Interactive pics empower marketers

This month, Mississauga, Ont.-based Hewlett-Packard will be introducing a new online feature enabling browsers to study a photographic-quality 3-D interactive image of its latest product.

This month, Mississauga, Ont.-based Hewlett-Packard will be introducing a new online feature enabling browsers to study a photographic-quality 3-D interactive image of its latest product.

The PC and imaging giant hopes to lure Web browsers to make a purchase decision online using a technology package created by Toronto-based digital photo company Diginiche in conjunction with Toronto-based Publicis. The package incorporates technology from New York-based digital marketing technology provider, Viewpoint Corporation.

Browsers accessing HP’s site at from late June will be able to witness a virtual demonstration of the manufacturer’s newly launched Multifunction device which acts as a printer, scanner, fax machine and copier combined.
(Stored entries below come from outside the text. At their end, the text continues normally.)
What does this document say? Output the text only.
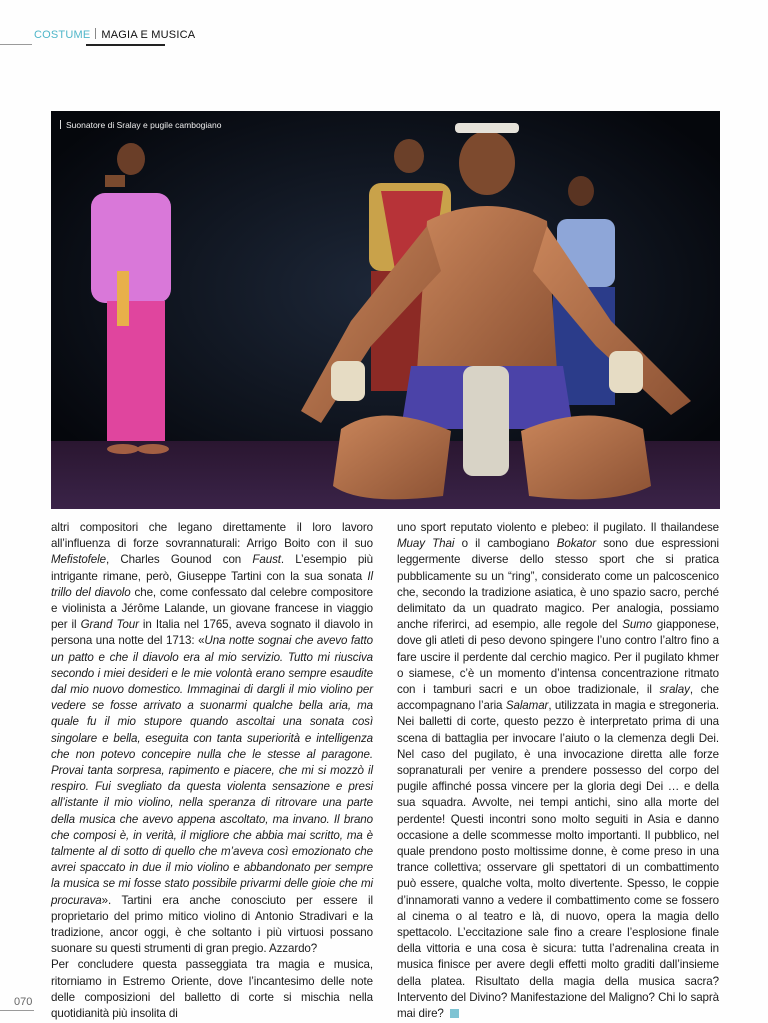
COSTUME MAGIA E MUSICA
Suonatore di Sralay e pugile cambogiano

altri compositori che legano direttamente il loro lavoro all’influenza di forze sovrannaturali: Arrigo Boito con il suo Mefistofele, Charles Gounod con Faust. L’esempio più intrigante rimane, però, Giuseppe Tartini con la sua sonata Il trillo del diavolo che, come confessato dal celebre compositore e violinista a Jérôme Lalande, un giovane francese in viaggio per il Grand Tour in Italia nel 1765, aveva sognato il diavolo in persona una notte del 1713: «Una notte sognai che avevo fatto un patto e che il diavolo era al mio servizio. Tutto mi riusciva secondo i miei desideri e le mie volontà erano sempre esaudite dal mio nuovo domestico. Immaginai di dargli il mio violino per vedere se fosse arrivato a suonarmi qualche bella aria, ma quale fu il mio stupore quando ascoltai una sonata così singolare e bella, eseguita con tanta superiorità e intelligenza che non potevo concepire nulla che le stesse al paragone. Provai tanta sorpresa, rapimento e piacere, che mi si mozzò il respiro. Fui svegliato da questa violenta sensazione e presi all’istante il mio violino, nella speranza di ritrovare una parte della musica che avevo appena ascoltato, ma invano. Il brano che composi è, in verità, il migliore che abbia mai scritto, ma è talmente al di sotto di quello che m’aveva così emozionato che avrei spaccato in due il mio violino e abbandonato per sempre la musica se mi fosse stato possibile privarmi delle gioie che mi procurava». Tartini era anche conosciuto per essere il proprietario del primo mitico violino di Antonio Stradivari e la tradizione, ancor oggi, è che soltanto i più virtuosi possano suonare su questi strumenti di gran pregio. Azzardo?
Per concludere questa passeggiata tra magia e musica, ritorniamo in Estremo Oriente, dove l’incantesimo delle note delle composizioni del balletto di corte si mischia nella quotidianità più insolita di

uno sport reputato violento e plebeo: il pugilato. Il thailandese Muay Thai o il cambogiano Bokator sono due espressioni leggermente diverse dello stesso sport che si pratica pubblicamente su un “ring”, considerato come un palcoscenico che, secondo la tradizione asiatica, è uno spazio sacro, perché delimitato da un quadrato magico. Per analogia, possiamo anche riferirci, ad esempio, alle regole del Sumo giapponese, dove gli atleti di peso devono spingere l’uno contro l’altro fino a fare uscire il perdente dal cerchio magico. Per il pugilato khmer o siamese, c’è un momento d’intensa concentrazione ritmato con i tamburi sacri e un oboe tradizionale, il sralay, che accompagnano l’aria Salamar, utilizzata in magia e stregoneria. Nei balletti di corte, questo pezzo è interpretato prima di una scena di battaglia per invocare l’aiuto o la clemenza degli Dei. Nel caso del pugilato, è una invocazione diretta alle forze sopranaturali per venire a prendere possesso del corpo del pugile affinché possa vincere per la gloria degi Dei … e della sua squadra. Avvolte, nei tempi antichi, sino alla morte del perdente! Questi incontri sono molto seguiti in Asia e danno occasione a delle scommesse molto importanti. Il pubblico, nel quale prendono posto moltissime donne, è come preso in una trance collettiva; osservare gli spettatori di un combattimento può essere, qualche volta, molto divertente. Spesso, le coppie d’innamorati vanno a vedere il combattimento come se fossero al cinema o al teatro e là, di nuovo, opera la magia dello spettacolo. L’eccitazione sale fino a creare l’esplosione finale della vittoria e una cosa è sicura: tutta l’adrenalina creata in musica finisce per avere degli effetti molto graditi dall’insieme della platea. Risultato della magia della musica sacra? Intervento del Divino? Manifestazione del Maligno? Chi lo saprà mai dire?

070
The new technology enables a browser to click on the product to make it move or rotate, zoom in to see a photographic-texture close-up of specific areas, or click on a feature to see a detailed moving demonstration. During the demonstration, bubbles pop up carrying information about the product.

Chris Burdge, director of client services at Publicis, says that the success of the project will be carefully monitored with the hope of expanding it to market other HP products online in the future.

‘With a new product category like this it is important to provide a certain amount of education about what it actually does,’ says Burdge. ‘This interactive demonstration is the next best thing to being in store.’

HP hopes eventually to bring the technology to stores selling its products, such as Future Shop. ‘The idea is that a sales guy can direct a consumer to a computer which will give them all the information they need,’ says Barry Fogarty, Diginiche president.

Since its conception in 1995, Diginiche has used a range of technologies including Viewpoint, QuickTime, Flash and Java to enable a digital marketer to demonstrate the abilities of a new product outside the showroom.

‘There are 580 million people online right now,’ says Fogarty. ‘The number of people who research a product online before making a purchase decision is extremely high, so we give marketers a great opportunity to show off the functionality and sophistication and key features of a product.

‘We tend to be technology neutral,’ he continues. ‘We get to know the client and use whichever technology is most appropriate for their needs, depending on their audience and budget.’ The cost to the client can vary from as little as $1,000 for a simple Flash animation installation to up to $40,000 for a more complex project, in addition to a licensing fee that is paid to the technology supplier.

J. Walter Thompson in Detroit has also worked with Diginiche on behalf of Ont.-based Ford, to market Ford’s Explorer vehicle online. Browsers going to can take a virtual tour of the vehicle, and access 3-D images of the interior and exterior features.

Among its other projects, Diginiche has recently created an online package for Spanish tourism group, Sol Melia. Consumers browsing the company’s Web site can now access 360-degree interactive panoramic images of hotels and resorts offered by the company, and can carry out virtual tours of hotel rooms.

Meanwhile, in early June, Toronto-based MZTV Museum of Television introduced a new feature to its site at, to give browsers a virtual tour of the museum’s collection of vintage TVs with information about how they work. During a virtual tour, which also uses Viewpoint technology, the browser can see the internal mechanical components of a TV in action.

With 50% of online Canadians now having hi-speed access, Fogarty believes online marketers have the ability to create much richer, more compelling content and to suck the consumer in before they even enter a showroom.